Twitter has become an important communication channel in times of emergency. The ubiquitousness of smartphones enables people to announce an emergency they are observing in real-time. Because of this, more agencies are interested in programatically monitoring Twitter (i.e. disaster relief organizations and news agencies). But, it is not always clear whether a person’s words are actually announcing a disaster.

Goal to be achieved

The aim for this project is to attempt to build a machine learning model that predicts which Tweets are about real disasters and which ones are not.

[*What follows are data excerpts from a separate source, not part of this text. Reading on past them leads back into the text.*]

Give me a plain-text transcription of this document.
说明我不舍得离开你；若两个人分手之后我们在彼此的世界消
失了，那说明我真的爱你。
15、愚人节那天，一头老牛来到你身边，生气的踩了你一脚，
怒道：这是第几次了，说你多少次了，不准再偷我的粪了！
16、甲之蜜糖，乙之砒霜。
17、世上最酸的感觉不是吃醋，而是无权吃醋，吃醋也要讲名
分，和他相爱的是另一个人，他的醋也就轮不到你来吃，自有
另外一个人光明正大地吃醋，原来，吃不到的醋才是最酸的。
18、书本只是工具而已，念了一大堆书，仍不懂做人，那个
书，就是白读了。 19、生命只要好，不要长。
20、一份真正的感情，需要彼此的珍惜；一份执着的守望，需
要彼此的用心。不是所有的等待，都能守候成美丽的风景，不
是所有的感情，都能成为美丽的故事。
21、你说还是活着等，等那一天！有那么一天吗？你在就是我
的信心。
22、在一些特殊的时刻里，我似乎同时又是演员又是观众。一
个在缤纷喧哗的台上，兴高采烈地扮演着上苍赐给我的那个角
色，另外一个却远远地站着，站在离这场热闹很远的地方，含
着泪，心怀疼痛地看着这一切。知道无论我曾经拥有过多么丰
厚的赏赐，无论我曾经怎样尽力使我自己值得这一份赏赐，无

Methodology applied to reach the goal

  • Conduct exploratory data analysis (EDA) to understand the data
  • Data preprocessing
  • Word embeddings and data preparation
  • Creating a simple Recurrent Neural Network (RNN) model (baseline)
  • Replacing the Simple RNN layers by Gated Recurrent Unit (GRU) layers
  • Replacing the Simple RNN layers by Long short-term memory (LSTM) layers
  • Summary and metrics of the three models tested

Conclusion

The Gated Recurrent Unit (GRU) is the model which gives the best performance amongst the three models tested with the tweets dataset. It is encouraging to have more or less good results for a first experience with Natural Language Processing (NLP). Nevertheless, I am not satisfied with my personal comprehension of this complex subject. I will continue to practice again and again till I get more familiar with the different steps of the process.